The tavern girl went away, taking the excessive payment with her.
Chan took a large gulp of the ale, never taking his eyes from the raven-haired cyborg across from him. He had never been this close to a Master. She’s actually quite lovely, he realized with a start. “So,” he said, “who sent you again?”
“You knew Philip J. Fry?” she asked
Chan nodded ruefully. “We were friends on the ship. I knew he was going to be somebody, but I had no idea…” He laughed.
“Philip J. Fry asked me to make sure you got home, and to give you this.” She pulled out a small box, and opened it.
Chan gasped. Inside were three heavy ingots of pure copper – a fortune’s worth. He looked around worriedly.
“Don’t worry,” Cambrien said, shutting the lid. “I’ll protect you.”
“But what – ”
“Your share of the bounty the captain of the Matei Pavel declared. Fry was quite generous – with our funds, of course,” Cambrien said wryly.
“So why did you come?” Chan asked.
“I told you – Fry asked us to deliver your treasure, and to make sure you got back to your home island and your mother.”
Chan shook his head. “No, why did you come?”
Cambrien pondered his question.

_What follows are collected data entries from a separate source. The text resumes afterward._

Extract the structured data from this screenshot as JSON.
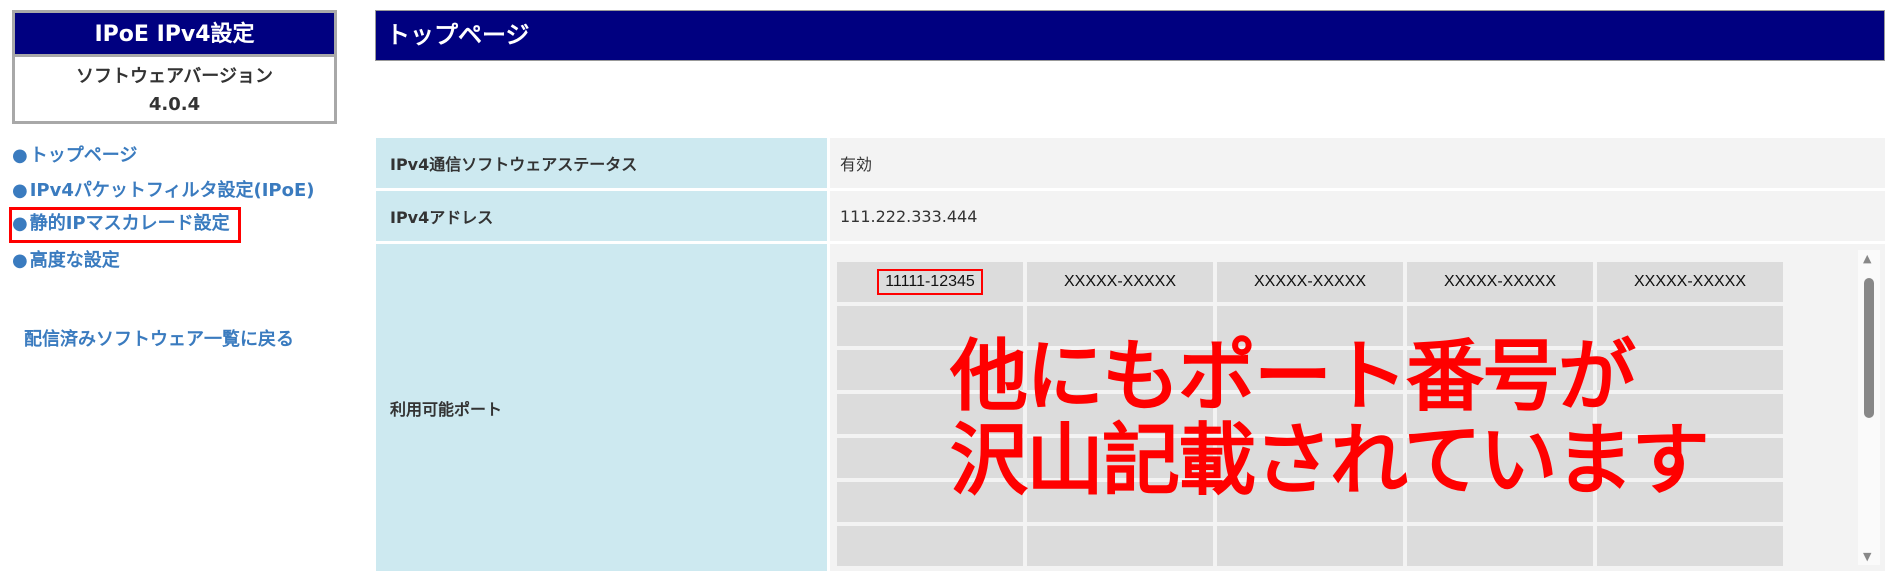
{
  "sidebar": {
    "title": "IPoE IPv4設定",
    "version_label": "ソフトウェアバージョン",
    "version": "4.0.4",
    "items": [
      {
        "label": "トップページ"
      },
      {
        "label": "IPv4パケットフィルタ設定(IPoE)"
      },
      {
        "label": "静的IPマスカレード設定"
      },
      {
        "label": "高度な設定"
      }
    ],
    "back_link": "配信済みソフトウェア一覧に戻る",
    "bullet": "●"
  },
  "header": {
    "title": "トップページ"
  },
  "table": {
    "rows": [
      {
        "label": "IPv4通信ソフトウェアステータス",
        "value": "有効"
      },
      {
        "label": "IPv4アドレス",
        "value": "111.222.333.444"
      },
      {
        "label": "利用可能ポート"
      }
    ]
  },
  "ports": [
    "11111-12345",
    "XXXXX-XXXXX",
    "XXXXX-XXXXX",
    "XXXXX-XXXXX",
    "XXXXX-XXXXX"
  ],
  "annotation": {
    "line1": "他にもポート番号が",
    "line2": "沢山記載されています"
  },
  "colors": {
    "header": "#000080",
    "link": "#3a7bbf",
    "label_bg": "#cde9f0",
    "highlight": "#ff0000"
  }
}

This Normal is smarter than he seems, she thought to herself. Handsome, too, in that raw Normal manner. Finally, she answered him truthfully. “I wanted to meet you so that you could tell me more about Fry. I would like to know more of the man Turanga Leela loves.”
“Turanga Leela? That was Fry’s girl, the one he talked about all the time.”
Cambrien nodded again. “She is quite impressive.”
“Huh.” Chan pondered that for a moment. “Is it true that she beat a Master, with no weapons? I’d love to hear about Fry’s girl – she must be something special.”
“She did, and she is.” Cambrien decided not to add to her comment.
Chan thought about his situation some more, and tucked the treasure case into his pouch. “Well, I can’t really turn all this down, can I? Treasure, a way home, and a chance to learn more about Fry and Leela.” He stuck his hand out to Cambrien.
She had to do a nanosecond search of her social mores database to realize what Chan was doing. Cheeky little Normal, she thought with a smile. She took his hand and shook it, resisting the urge to squeeze with her Enhanced strength.
She searched her database again for an appropriate quote, and said, “Chan, I think this is the beginning of a beautiful friendship.”